Cheema e Soman (2008) investigam os efeitos da reserva de dinheiro (earmarking) e da divisão em quantidades menores (partioning) sobre a poupança de famílias de baixa renda. Resultados obtidos dessa investigação entre famílias fora do sistema bancário em uma área rural da Índia apontam para um aumento da quantia poupada quando há a reserva de dinheiro para poupança e quando os valores são divididos em quantidades menores (SOMAN; CHEEMA, 2011). O que explica o efeito da reserva é a culpa sentida pelo indivíduo ao usar o dinheiro reservado para poupança para outra finalidade, flexibilizando seu orçamento mental. Já o efeito da divisão em quantidades menores pode ser explicado pelo aumento da habilidade dos consumidores em exercer autocontrole quando ele é forçado a pensar mais vezes, dando mais atenção às suas decisões de consumo (CHEEMA; SOMAN, 2008; SOMAN; CHEEMA, 2011). Esses resultados sugerem a relação positiva entre o orçamento mental e a poupança proposta na hipótese H1.
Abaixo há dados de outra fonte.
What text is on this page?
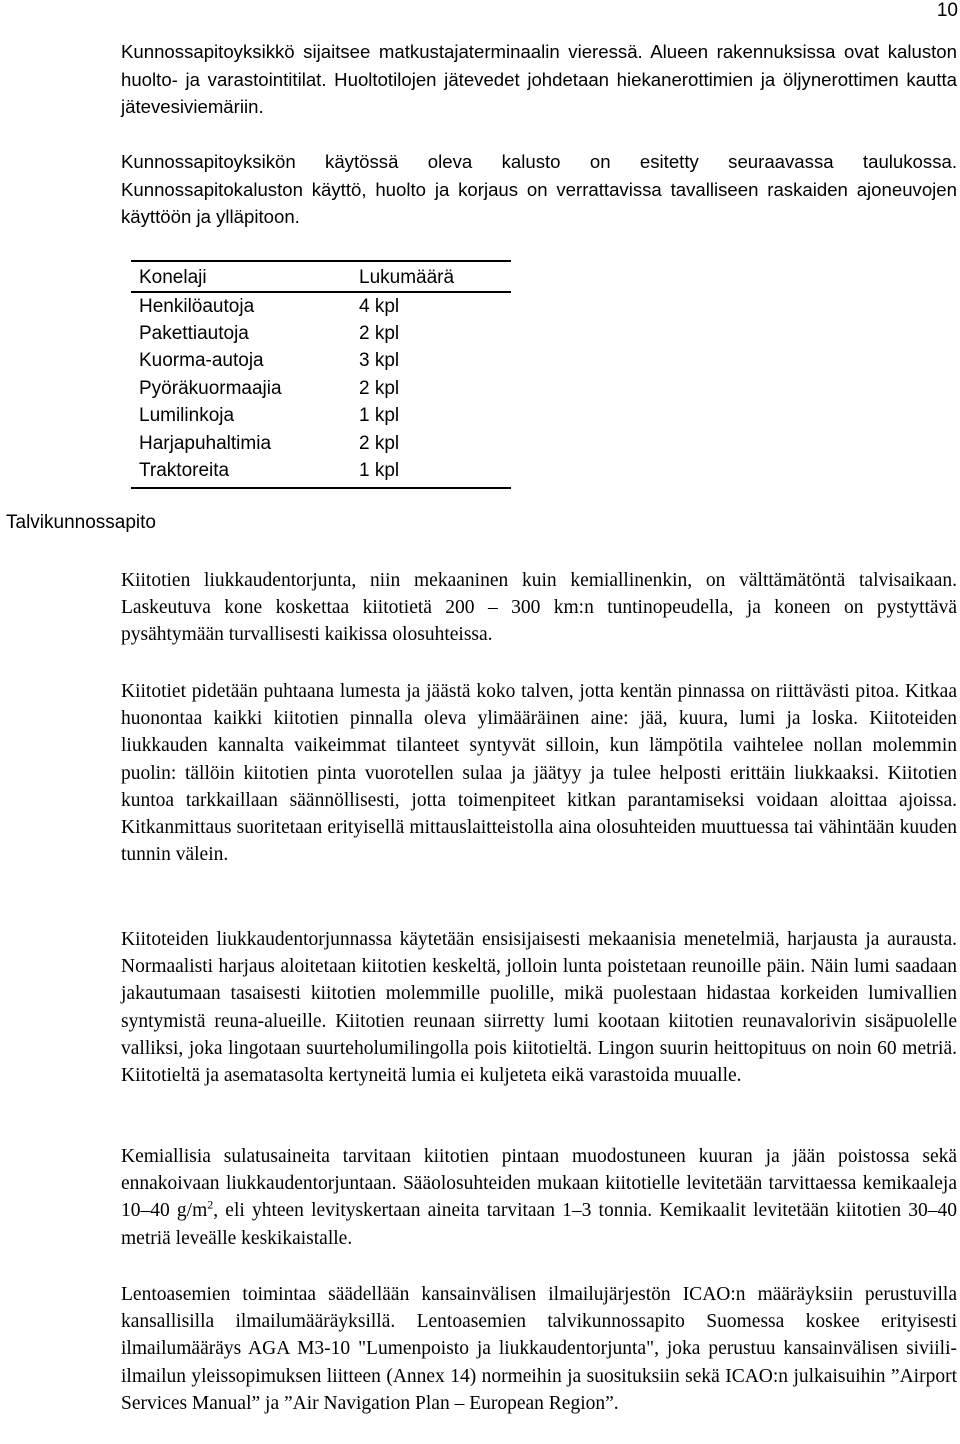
10

Kunnossapitoyksikkö sijaitsee matkustajaterminaalin vieressä. Alueen rakennuksissa ovat kaluston huolto- ja varastointitilat. Huoltotilojen jätevedet johdetaan hiekanerottimien ja öljynerottimen kautta jätevesiviemäriin.

Kunnossapitoyksikön käytössä oleva kalusto on esitetty seuraavassa taulukossa. Kunnossapitokaluston käyttö, huolto ja korjaus on verrattavissa tavalliseen raskaiden ajoneuvojen käyttöön ja ylläpitoon.

Konelaji	Lukumäärä
Henkilöautoja	4 kpl
Pakettiautoja	2 kpl
Kuorma-autoja	3 kpl
Pyöräkuormaajia	2 kpl
Lumilinkoja	1 kpl
Harjapuhaltimia	2 kpl
Traktoreita	1 kpl
Talvikunnossapito

Kiitotien liukkaudentorjunta, niin mekaaninen kuin kemiallinenkin, on välttämätöntä talvisaikaan. Laskeutuva kone koskettaa kiitotietä 200 – 300 km:n tuntinopeudella, ja koneen on pystyttävä pysähtymään turvallisesti kaikissa olosuhteissa.

Kiitotiet pidetään puhtaana lumesta ja jäästä koko talven, jotta kentän pinnassa on riittävästi pitoa. Kitkaa huonontaa kaikki kiitotien pinnalla oleva ylimääräinen aine: jää, kuura, lumi ja loska. Kiitoteiden liukkauden kannalta vaikeimmat tilanteet syntyvät silloin, kun lämpötila vaihtelee nollan molemmin puolin: tällöin kiitotien pinta vuorotellen sulaa ja jäätyy ja tulee helposti erittäin liukkaaksi. Kiitotien kuntoa tarkkaillaan säännöllisesti, jotta toimenpiteet kitkan parantamiseksi voidaan aloittaa ajoissa. Kitkanmittaus suoritetaan erityisellä mittauslaitteistolla aina olosuhteiden muuttuessa tai vähintään kuuden tunnin välein.

Kiitoteiden liukkaudentorjunnassa käytetään ensisijaisesti mekaanisia menetelmiä, harjausta ja aurausta. Normaalisti harjaus aloitetaan kiitotien keskeltä, jolloin lunta poistetaan reunoille päin. Näin lumi saadaan jakautumaan tasaisesti kiitotien molemmille puolille, mikä puolestaan hidastaa korkeiden lumivallien syntymistä reuna-alueille. Kiitotien reunaan siirretty lumi kootaan kiitotien reunavalorivin sisäpuolelle valliksi, joka lingotaan suurteholumilingolla pois kiitotieltä. Lingon suurin heittopituus on noin 60 metriä. Kiitotieltä ja asematasolta kertyneitä lumia ei kuljeteta eikä varastoida muualle.

Kemiallisia sulatusaineita tarvitaan kiitotien pintaan muodostuneen kuuran ja jään poistossa sekä ennakoivaan liukkaudentorjuntaan. Sääolosuhteiden mukaan kiitotielle levitetään tarvittaessa kemikaaleja 10–40 $g/m^2$, eli yhteen levityskertaan aineita tarvitaan 1–3 tonnia. Kemikaalit levitetään kiitotien 30–40 metriä leveälle keskikaistalle.

Lentoasemien toimintaa säädellään kansainvälisen ilmailujärjestön ICAO:n määräyksiin perustuvilla kansallisilla ilmailumääräyksillä. Lentoasemien talvikunnossapito Suomessa koskee erityisesti ilmailumääräys AGA M3-10 "Lumenpoisto ja liukkaudentorjunta", joka perustuu kansainvälisen siviili-ilmailun yleissopimuksen liitteen (Annex 14) normeihin ja suosituksiin sekä ICAO:n julkaisuihin ”Airport Services Manual” ja ”Air Navigation Plan – European Region”.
Em sua pesquisa sobre poupança, Mackenzie e Liersh (2011) apontam que mesmo conseguindo explicar o funcionamento dos juros compostos, as pessoas têm dificuldade de entender o efeito cumulativo dos juros fazendo com que elas retardem o início da poupança para aposentadoria subestimando o custo dessa espera em começar a poupar. Esse viés pode levar o consumidor a se preocupar menos com a aposentadoria considerando que mais tarde ele poderá se ocupar disso. Os autores

também concluem que ao deixar mais claro para as pessoas o efeito do crescimento exponencial no acúmulo dos recursos ao longo do tempo, as pessoas poupam mais. Herchfield et al. (2011) demonstram que as pessoas deixam de poupar para aposentadoria porque têm dificuldade de se conectar com seu futuro, perdem a capacidade de se ver no futuro e prever suas necessidades. Ao ser apresentado à sua imagem projetada no futuro (seu avatar mais envelhecido) o indivíduo poupa mais para a aposentadoria.

Uma estratégia comum para aumentar as taxas de poupança é encorajar os consumidores a definir uma série de metas e razões para poupar, Soman e Zhao (2011) investigam a influencia da quantidade de metas no comportamento de poupança dos consumidores baseado na teoria de intenção de implementação. Os autores concluem que em determinadas situações uma única meta de poupança é mais eficiente em alterar o comportamento dos consumidores para que poupem mais. A definição de mais de uma meta para poupança pode gerar a necessidade de analisar metas que competem entre si aumentando a complexidade do processo e levando os consumidores a adiar as ações relativas à poupança. Enquanto que a definição de uma única meta evoca uma intenção de implementação mais forte levando o consumidor a mudar seu comportamento em relação a poupar.

Essa vantagem da meta única em relação a múltiplos objetivos é atenuada quando é fácil poupar (p. ex. há recursos excedentes), ou quando as múltiplas metas são possíveis de serem integradas ao invés de competirem entre si (SOMAN; ZHAO, 2011).

Este estudo pretende contribuir para o entendimento do comportamento de poupança dos consumidores ao incluir novas variáveis comportamentais e características pessoais que possam explicar o comportamento de poupança em uma determinada faixa de renda, a classe média brasileira.